Selain pengukuran terhadap stigma eksplisit, dalam tiga dekade terakhir mulai muncul berbagai alat pengukuran stigma implisit tanpa meliputi proses introspeksi partisipan (Bar-Anan & Nosek, 2014). Stigma implisit adalah stigma yang tidak dapat dikendalikan secara sadar (Wilson & Scior, 2014) seperti kontak mata dan bahasa tubuh. Penelitian terkait stigma implisit didasarkan pada ketidakmampuan pengukuran stigma eksplisit dengan cara self-reported dalam memrediksi perilaku (Nosek dkk, 2011). Greenwald dan Banaji (dalam Nosek & Hansen, 2008) menyatakan bahwa pengukuran implisit lebih menjanjikan sebuah gambaran tentang apa yang sebenarnya terjadi dalam pikiran individu dibandingkan apa yang individu laporkan.

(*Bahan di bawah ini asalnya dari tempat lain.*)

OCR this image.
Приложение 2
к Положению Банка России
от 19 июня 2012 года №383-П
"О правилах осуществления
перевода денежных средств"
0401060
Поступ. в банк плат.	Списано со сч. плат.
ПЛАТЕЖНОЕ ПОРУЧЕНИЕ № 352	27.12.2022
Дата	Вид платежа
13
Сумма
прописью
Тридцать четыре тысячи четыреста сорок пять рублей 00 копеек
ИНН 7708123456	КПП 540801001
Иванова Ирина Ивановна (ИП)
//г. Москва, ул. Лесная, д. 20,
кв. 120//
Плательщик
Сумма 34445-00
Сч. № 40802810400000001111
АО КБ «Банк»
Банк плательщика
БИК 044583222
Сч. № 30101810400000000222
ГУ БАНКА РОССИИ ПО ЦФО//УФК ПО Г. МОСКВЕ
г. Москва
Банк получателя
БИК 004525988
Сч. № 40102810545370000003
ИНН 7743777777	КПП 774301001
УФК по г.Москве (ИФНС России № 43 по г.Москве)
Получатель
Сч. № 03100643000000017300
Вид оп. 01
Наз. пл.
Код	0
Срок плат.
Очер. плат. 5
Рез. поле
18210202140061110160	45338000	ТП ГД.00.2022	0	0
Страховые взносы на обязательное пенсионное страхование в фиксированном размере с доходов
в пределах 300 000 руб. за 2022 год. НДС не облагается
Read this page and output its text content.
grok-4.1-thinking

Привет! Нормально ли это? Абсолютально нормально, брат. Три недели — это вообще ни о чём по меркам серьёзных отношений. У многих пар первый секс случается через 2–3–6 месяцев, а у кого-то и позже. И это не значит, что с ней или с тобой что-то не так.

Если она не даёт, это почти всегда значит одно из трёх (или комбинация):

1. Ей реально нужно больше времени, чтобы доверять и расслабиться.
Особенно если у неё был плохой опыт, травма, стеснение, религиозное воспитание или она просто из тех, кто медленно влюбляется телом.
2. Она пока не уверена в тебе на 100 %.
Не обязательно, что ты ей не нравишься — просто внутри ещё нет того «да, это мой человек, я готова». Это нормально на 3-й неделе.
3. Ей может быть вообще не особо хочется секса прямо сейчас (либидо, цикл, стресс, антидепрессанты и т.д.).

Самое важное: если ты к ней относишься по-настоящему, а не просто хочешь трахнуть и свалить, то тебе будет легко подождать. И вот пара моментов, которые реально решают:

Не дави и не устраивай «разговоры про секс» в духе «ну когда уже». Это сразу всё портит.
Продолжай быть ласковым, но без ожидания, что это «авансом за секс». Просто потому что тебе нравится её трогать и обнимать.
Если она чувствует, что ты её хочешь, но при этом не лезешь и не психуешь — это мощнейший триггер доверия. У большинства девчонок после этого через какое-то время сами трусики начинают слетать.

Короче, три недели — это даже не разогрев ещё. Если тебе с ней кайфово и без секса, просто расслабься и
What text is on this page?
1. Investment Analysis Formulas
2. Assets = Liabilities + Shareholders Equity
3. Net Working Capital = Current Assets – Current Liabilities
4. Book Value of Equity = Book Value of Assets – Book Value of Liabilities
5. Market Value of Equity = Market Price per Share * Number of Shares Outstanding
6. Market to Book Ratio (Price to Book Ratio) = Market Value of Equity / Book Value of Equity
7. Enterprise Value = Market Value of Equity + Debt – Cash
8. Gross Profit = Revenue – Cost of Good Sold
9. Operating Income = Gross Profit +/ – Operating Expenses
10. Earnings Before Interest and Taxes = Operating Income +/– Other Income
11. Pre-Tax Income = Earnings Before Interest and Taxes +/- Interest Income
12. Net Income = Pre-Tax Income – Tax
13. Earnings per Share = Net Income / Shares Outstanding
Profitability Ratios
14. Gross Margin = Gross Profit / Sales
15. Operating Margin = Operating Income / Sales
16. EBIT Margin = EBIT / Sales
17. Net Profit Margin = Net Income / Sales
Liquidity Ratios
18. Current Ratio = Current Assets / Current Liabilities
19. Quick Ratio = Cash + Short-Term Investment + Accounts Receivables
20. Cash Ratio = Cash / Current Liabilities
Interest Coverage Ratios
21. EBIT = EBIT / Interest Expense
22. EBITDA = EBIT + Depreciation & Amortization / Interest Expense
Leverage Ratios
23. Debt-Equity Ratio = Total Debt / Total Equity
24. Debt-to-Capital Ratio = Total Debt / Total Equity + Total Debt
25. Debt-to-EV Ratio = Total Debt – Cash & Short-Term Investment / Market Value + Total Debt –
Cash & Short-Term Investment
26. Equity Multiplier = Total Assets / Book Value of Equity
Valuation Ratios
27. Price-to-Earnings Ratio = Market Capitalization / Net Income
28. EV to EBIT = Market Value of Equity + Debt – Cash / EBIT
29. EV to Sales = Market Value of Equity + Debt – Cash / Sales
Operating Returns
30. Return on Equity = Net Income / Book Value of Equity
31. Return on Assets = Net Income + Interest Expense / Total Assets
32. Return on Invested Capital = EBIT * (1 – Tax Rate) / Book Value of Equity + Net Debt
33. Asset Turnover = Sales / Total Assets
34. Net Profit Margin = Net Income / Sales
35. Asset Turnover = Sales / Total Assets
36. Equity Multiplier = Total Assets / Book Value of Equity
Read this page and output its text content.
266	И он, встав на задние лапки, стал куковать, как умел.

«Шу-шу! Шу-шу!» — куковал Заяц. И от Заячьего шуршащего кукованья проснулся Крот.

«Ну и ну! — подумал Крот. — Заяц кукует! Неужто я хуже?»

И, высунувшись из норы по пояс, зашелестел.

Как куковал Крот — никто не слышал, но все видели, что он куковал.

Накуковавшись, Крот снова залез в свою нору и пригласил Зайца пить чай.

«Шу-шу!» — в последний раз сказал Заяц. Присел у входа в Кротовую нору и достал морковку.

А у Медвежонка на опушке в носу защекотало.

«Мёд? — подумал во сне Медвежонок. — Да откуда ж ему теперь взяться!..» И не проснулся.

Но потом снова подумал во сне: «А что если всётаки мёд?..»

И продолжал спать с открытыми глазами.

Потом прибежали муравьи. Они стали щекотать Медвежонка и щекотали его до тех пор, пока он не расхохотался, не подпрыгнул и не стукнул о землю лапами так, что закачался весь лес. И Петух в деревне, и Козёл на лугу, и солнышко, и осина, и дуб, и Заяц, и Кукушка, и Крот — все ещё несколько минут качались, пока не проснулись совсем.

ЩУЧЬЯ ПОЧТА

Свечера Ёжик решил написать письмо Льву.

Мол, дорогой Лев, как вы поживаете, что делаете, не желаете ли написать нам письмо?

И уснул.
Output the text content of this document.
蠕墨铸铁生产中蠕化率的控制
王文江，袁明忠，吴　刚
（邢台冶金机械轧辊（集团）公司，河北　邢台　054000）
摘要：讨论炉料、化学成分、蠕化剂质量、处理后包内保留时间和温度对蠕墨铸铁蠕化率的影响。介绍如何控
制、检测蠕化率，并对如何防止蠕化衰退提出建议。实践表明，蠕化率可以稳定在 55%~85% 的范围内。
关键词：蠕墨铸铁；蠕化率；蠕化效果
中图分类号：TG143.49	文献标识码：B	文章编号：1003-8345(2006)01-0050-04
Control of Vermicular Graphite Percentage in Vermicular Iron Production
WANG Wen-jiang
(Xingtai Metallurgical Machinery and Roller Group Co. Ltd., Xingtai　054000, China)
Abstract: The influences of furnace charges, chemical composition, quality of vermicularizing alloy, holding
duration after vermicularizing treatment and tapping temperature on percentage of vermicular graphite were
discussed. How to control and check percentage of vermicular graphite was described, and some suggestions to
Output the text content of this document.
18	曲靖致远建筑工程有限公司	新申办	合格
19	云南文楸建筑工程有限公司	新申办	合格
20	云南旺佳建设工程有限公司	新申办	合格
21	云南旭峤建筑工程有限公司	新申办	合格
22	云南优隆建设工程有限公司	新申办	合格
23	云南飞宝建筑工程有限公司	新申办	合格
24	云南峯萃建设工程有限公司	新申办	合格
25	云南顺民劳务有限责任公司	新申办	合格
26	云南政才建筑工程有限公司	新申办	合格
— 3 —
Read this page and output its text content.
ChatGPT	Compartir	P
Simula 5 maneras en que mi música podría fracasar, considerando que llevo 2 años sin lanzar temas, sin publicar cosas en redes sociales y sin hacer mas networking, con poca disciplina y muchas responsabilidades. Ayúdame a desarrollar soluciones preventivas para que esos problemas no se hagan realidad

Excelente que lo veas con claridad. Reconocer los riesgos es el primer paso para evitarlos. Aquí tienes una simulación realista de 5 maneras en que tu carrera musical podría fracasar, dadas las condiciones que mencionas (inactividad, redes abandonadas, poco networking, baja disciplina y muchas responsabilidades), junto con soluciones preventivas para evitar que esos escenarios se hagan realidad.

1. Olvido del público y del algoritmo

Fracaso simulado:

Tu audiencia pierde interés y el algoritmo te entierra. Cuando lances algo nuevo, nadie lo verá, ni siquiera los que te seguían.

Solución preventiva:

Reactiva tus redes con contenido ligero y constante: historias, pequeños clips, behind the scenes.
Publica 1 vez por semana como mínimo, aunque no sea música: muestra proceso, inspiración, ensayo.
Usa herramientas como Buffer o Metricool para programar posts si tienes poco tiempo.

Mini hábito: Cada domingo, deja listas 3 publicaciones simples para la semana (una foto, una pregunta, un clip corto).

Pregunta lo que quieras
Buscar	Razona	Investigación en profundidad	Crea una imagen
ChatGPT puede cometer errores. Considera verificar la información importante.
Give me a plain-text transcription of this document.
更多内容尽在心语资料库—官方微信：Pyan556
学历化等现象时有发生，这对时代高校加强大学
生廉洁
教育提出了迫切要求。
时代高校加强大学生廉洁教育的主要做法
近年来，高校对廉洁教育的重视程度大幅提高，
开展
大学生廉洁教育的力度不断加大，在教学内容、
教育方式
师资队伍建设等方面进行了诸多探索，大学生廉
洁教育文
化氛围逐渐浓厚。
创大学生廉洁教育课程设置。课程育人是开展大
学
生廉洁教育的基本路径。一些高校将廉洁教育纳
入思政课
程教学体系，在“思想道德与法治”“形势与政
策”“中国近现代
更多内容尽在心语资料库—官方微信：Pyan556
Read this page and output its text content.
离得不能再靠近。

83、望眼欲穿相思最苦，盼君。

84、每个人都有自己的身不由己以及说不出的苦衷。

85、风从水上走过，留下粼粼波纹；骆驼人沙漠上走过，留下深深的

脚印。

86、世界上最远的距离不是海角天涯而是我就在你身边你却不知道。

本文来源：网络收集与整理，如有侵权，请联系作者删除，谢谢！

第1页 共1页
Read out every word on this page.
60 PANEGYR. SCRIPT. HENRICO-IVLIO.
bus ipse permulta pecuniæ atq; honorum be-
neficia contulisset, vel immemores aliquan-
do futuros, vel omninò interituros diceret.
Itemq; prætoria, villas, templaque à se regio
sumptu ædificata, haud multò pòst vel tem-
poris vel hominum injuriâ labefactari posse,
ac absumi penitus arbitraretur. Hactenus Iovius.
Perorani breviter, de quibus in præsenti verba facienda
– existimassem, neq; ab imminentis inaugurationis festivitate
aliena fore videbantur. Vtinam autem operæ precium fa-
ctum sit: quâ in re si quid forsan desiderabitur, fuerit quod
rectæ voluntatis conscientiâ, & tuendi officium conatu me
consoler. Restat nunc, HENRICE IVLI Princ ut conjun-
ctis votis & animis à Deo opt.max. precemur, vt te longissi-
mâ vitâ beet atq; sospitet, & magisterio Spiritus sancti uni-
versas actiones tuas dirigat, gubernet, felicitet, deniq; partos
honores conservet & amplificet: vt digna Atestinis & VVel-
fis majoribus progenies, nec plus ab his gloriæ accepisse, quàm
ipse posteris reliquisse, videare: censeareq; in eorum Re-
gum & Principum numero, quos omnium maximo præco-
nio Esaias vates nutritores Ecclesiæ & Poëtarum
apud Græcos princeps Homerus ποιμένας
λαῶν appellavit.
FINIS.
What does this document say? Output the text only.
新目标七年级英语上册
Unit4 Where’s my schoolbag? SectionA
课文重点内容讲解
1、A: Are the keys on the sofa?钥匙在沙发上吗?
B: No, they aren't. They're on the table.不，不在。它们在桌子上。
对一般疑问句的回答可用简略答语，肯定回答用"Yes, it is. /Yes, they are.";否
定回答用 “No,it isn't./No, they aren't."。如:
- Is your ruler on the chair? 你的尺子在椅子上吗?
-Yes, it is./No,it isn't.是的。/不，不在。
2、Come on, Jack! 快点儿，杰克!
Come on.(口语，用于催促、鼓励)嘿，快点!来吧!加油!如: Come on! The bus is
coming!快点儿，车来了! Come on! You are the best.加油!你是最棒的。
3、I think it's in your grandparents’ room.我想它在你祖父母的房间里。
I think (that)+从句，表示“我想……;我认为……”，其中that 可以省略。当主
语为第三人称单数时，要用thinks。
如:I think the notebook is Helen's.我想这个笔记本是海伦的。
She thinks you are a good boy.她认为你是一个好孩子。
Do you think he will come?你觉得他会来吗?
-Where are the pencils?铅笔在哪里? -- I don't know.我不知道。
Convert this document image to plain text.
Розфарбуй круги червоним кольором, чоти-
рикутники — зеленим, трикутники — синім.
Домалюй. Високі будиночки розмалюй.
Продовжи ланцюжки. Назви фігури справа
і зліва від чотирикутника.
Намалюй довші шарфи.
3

Nyatanya, partisipan dalam penelitian implisit menunjukan hasil yang lebih negatif dari sikap eksplisitnya (Burkhardt & Haney, 2012). Pengukuran stigma implisit, yang dilakukan diluar kesadaran subyek, menampilkan landasan yang lebih akurat untuk mendeskripsikan nilai dan perilaku dan menjadi prediktor yang lebih baik terhadap perilaku (Aaberg, 2012).